Prabha and Anu accompany Parvati to her seaside village, where she has a house she can call her own. Nurses are greeted by the music of the waves, the expanse of sea and beach, and the serene, undisturbed blue of the sky.

With the hustle and bustle of the metropolis behind them, if only temporarily, two Malayali nurses discover spaces within the four walls of their modest home and inside and outside their workplace in Mumbai.

They speak in Malayalam – the film also has lines in Hindi, Marathi, Gujarati and Bengali – but Prabha, having lived in Mumbai much longer than her roommate, is comfortable in Hindi. Real connections are hard to make.

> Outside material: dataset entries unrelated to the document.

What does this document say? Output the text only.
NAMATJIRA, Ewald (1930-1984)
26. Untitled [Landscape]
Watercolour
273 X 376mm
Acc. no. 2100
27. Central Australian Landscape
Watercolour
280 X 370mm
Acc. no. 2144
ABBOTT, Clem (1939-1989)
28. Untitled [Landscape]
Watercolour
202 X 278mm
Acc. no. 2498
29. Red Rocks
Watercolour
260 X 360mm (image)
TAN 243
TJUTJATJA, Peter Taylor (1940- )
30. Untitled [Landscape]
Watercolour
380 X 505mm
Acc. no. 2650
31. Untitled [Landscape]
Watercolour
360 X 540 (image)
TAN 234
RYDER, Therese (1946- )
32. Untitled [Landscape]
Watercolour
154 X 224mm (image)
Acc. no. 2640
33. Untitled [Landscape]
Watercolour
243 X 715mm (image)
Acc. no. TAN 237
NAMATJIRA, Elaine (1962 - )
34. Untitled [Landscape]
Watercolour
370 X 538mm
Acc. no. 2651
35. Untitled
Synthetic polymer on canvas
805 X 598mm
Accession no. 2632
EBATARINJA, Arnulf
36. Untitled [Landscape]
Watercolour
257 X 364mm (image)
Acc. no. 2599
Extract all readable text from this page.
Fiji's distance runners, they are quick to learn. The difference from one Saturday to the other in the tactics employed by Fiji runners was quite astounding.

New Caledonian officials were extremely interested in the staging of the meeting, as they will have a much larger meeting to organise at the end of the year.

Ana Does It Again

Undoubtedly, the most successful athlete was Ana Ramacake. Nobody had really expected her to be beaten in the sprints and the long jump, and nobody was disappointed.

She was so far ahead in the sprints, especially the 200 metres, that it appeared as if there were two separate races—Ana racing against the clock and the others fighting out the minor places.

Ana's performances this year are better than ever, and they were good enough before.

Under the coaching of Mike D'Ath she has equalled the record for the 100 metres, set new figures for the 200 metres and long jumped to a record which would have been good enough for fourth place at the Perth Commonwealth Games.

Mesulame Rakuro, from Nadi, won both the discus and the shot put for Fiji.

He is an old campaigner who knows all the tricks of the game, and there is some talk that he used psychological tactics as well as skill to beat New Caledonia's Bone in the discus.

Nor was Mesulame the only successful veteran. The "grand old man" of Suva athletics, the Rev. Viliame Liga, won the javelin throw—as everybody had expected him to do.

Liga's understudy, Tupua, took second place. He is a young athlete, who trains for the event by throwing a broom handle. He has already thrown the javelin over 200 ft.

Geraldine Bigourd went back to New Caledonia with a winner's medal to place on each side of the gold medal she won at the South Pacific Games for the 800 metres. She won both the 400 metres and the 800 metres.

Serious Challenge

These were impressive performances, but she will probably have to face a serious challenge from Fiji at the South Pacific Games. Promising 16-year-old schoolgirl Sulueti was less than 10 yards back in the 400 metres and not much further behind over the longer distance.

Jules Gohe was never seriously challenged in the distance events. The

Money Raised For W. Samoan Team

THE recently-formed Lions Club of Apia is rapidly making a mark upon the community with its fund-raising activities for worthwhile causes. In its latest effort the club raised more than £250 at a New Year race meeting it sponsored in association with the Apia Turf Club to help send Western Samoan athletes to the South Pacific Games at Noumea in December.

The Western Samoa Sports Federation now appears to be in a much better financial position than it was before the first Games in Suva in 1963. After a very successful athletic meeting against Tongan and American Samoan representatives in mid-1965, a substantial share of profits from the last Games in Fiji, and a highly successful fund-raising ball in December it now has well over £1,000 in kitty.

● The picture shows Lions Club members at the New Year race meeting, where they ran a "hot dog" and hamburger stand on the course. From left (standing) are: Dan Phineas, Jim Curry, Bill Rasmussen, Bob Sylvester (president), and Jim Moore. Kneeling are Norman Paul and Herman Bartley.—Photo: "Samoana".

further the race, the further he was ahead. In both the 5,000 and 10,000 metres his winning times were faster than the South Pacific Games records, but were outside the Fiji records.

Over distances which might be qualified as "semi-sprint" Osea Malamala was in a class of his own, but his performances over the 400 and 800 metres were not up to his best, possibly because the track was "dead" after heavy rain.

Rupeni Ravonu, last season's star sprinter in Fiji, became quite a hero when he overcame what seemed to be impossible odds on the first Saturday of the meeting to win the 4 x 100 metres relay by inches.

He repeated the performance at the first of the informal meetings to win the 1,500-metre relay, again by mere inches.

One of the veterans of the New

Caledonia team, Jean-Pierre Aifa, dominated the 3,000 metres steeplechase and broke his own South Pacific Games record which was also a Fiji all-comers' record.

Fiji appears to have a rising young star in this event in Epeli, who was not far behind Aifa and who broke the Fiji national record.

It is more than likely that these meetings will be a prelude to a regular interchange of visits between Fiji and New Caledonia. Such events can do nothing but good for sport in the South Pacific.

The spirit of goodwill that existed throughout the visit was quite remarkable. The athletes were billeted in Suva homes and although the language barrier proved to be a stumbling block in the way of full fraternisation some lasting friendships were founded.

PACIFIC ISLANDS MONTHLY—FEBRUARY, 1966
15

All we imagine as light Clever and inherently intuitive. It masterfully balances the emotive and the cerebral, with the deeply felt artistically intent and the acerbic and tenacious. The film’s strength lies as much in its original intelligence as in the empathy it displays for its characters.

Its objectives and the accuracy of its implementation are multifaceted by the main actors. Kani Kushruti is as mesmerizing as the film. Divya Prabha shines as the woman whose emotions collide with problems she cannot avoid.

And Chaya Kadam conveys with remarkable skill the resignation and wisdom of someone who has lived in the city for decades without finding a finger.

All we imagine as light It is a portrait of a city and the rhythm of life struggling to sustain itself in the face of constant, often unpleasant, unpredictability. It’s a real tour de force with no blemishes.